Here’s another new to me author that I decided to try out with a prequel novella – this time with better results. I have already read the first full length book in the series (review pending) and intend to keep going.
In 1887, Ted Harper is the owner of a major bank in New York City and one of the wealthiest men in the country. He is standing on a train platform when a young woman comes up, kisses him, and pretends to be his wife. Not knowing what to do, but suspecting 1. that this young woman is in trouble but also 2. that she is trying to play him for his money, he ushers her in to his private car. Clara Dawson has no idea who Ted Harper is, and is trying to get away from New York, back to her family in St. Louis, as fast as possible with only the clothes on her back. She saw something she shouldn’t have, and is being pursued the whole way. Over the course of the (short) trip they start to get to know one another, *maybe* decide to trust each other, and definitely give in to their mutual attraction.
I liked the writing style and I like the characters. The story itself suffered from being forced in to the novella time frame of only two(?) days. I definitely prefer novellas where the characters already know each other, and the book just captures the short period where they become a couple. Ted and Clara are a nicely balanced pair. Her buoyant personality was a nice foil for Ted’s reserved personality, and came off as charming rather than annoying (though I questioned a few of her decisions).

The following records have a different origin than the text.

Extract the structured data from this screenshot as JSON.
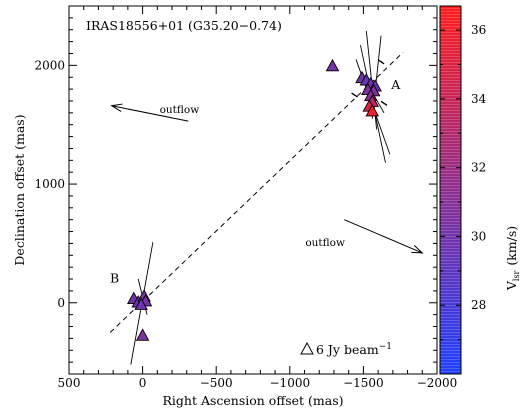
{
  "chart_data": {
    "type": "scatter",
    "title": "IRAS18556+01 (G35.20−0.74)",
    "xlabel": "Right Ascension offset (mas)",
    "ylabel": "Declination offset (mas)",
    "xlim": [
      500,
      -2000
    ],
    "ylim": [
      -600,
      2500
    ],
    "xticks": [
      500,
      0,
      -500,
      -1000,
      -1500,
      -2000
    ],
    "xtick_labels": [
      "500",
      "0",
      "−500",
      "−1000",
      "−1500",
      "−2000"
    ],
    "yticks": [
      0,
      1000,
      2000
    ],
    "ytick_labels": [
      "0",
      "1000",
      "2000"
    ],
    "grid": false,
    "colorbar": {
      "label": "V",
      "label_sub": "lsr",
      "label_unit": "(km/s)",
      "range": [
        26.0,
        36.7
      ],
      "ticks": [
        28,
        30,
        32,
        34,
        36
      ],
      "tick_labels": [
        "28",
        "30",
        "32",
        "34",
        "36"
      ],
      "colormap": [
        "#1e40ff",
        "#ff1e1e"
      ]
    },
    "points": [
      {
        "x": -1290,
        "y": 2000,
        "v": 30.2
      },
      {
        "x": -1490,
        "y": 1900,
        "v": 29.8
      },
      {
        "x": -1520,
        "y": 1880,
        "v": 29.6
      },
      {
        "x": -1550,
        "y": 1850,
        "v": 30.0
      },
      {
        "x": -1580,
        "y": 1830,
        "v": 29.5
      },
      {
        "x": -1530,
        "y": 1800,
        "v": 30.5
      },
      {
        "x": -1570,
        "y": 1790,
        "v": 30.8
      },
      {
        "x": -1550,
        "y": 1750,
        "v": 31.0
      },
      {
        "x": -1560,
        "y": 1700,
        "v": 33.5
      },
      {
        "x": -1540,
        "y": 1660,
        "v": 35.0
      },
      {
        "x": -1560,
        "y": 1620,
        "v": 35.8
      },
      {
        "x": 60,
        "y": 40,
        "v": 30.0
      },
      {
        "x": 30,
        "y": 10,
        "v": 29.5
      },
      {
        "x": -10,
        "y": 60,
        "v": 30.5
      },
      {
        "x": -20,
        "y": 20,
        "v": 30.2
      },
      {
        "x": 10,
        "y": -10,
        "v": 29.8
      },
      {
        "x": 0,
        "y": -270,
        "v": 30.5
      }
    ],
    "sticks": [
      {
        "x1": -1520,
        "y1": 2290,
        "x2": -1590,
        "y2": 1460
      },
      {
        "x1": -1480,
        "y1": 2170,
        "x2": -1650,
        "y2": 1180
      },
      {
        "x1": -1450,
        "y1": 2050,
        "x2": -1680,
        "y2": 1250
      },
      {
        "x1": -1620,
        "y1": 2250,
        "x2": -1560,
        "y2": 1550
      },
      {
        "x1": -1500,
        "y1": 1900,
        "x2": -1640,
        "y2": 1600
      },
      {
        "x1": -70,
        "y1": 510,
        "x2": 80,
        "y2": -520
      },
      {
        "x1": 30,
        "y1": 200,
        "x2": -30,
        "y2": -100
      }
    ],
    "jet_axis": {
      "x1": 220,
      "y1": -250,
      "x2": -1770,
      "y2": 2110
    },
    "marker_ticks": [
      {
        "x": -1440,
        "y": 1750
      },
      {
        "x": -1620,
        "y": 2030
      },
      {
        "x": -1640,
        "y": 1680
      }
    ],
    "arrows": [
      {
        "label": "outflow",
        "x1": -310,
        "y1": 1530,
        "x2": 210,
        "y2": 1660,
        "lx": -250,
        "ly": 1600
      },
      {
        "label": "outflow",
        "x1": -1370,
        "y1": 700,
        "x2": -1900,
        "y2": 420,
        "lx": -1240,
        "ly": 480
      }
    ],
    "annotations": [
      {
        "text": "A",
        "x": -1720,
        "y": 1800
      },
      {
        "text": "B",
        "x": 190,
        "y": 170
      }
    ],
    "legend": {
      "position": "bottom-right",
      "text": "6 Jy beam",
      "superscript": "−1",
      "symbol": "triangle"
    }
  }
}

I’ve been enjoying more an more books set in the late 1800s lately. I think that’s a newly popular era to write about (or maybe I’m just noticing more books set then). I absolutely refuse to read contemporaries with billionaires in them. I’ve done it once or twice by accident. I am totally fine with historicals with a million young, handsome dukes running around. These Gilded Age books fall somewhere in between on my enjoyment scale. They aren’t nearly as offensive as the contemporaries, but they are a little too modern for me to be truly comfortable with the Captains of Industry/Millionaires thing going on. I mean, the whole set up of The Knickerbocker Club series is that there is collusion between these powerful men to get what they want done. Secret clubs, backroom deals and planted newspaper stories. And then the reader is supposed to applaud them for being successful?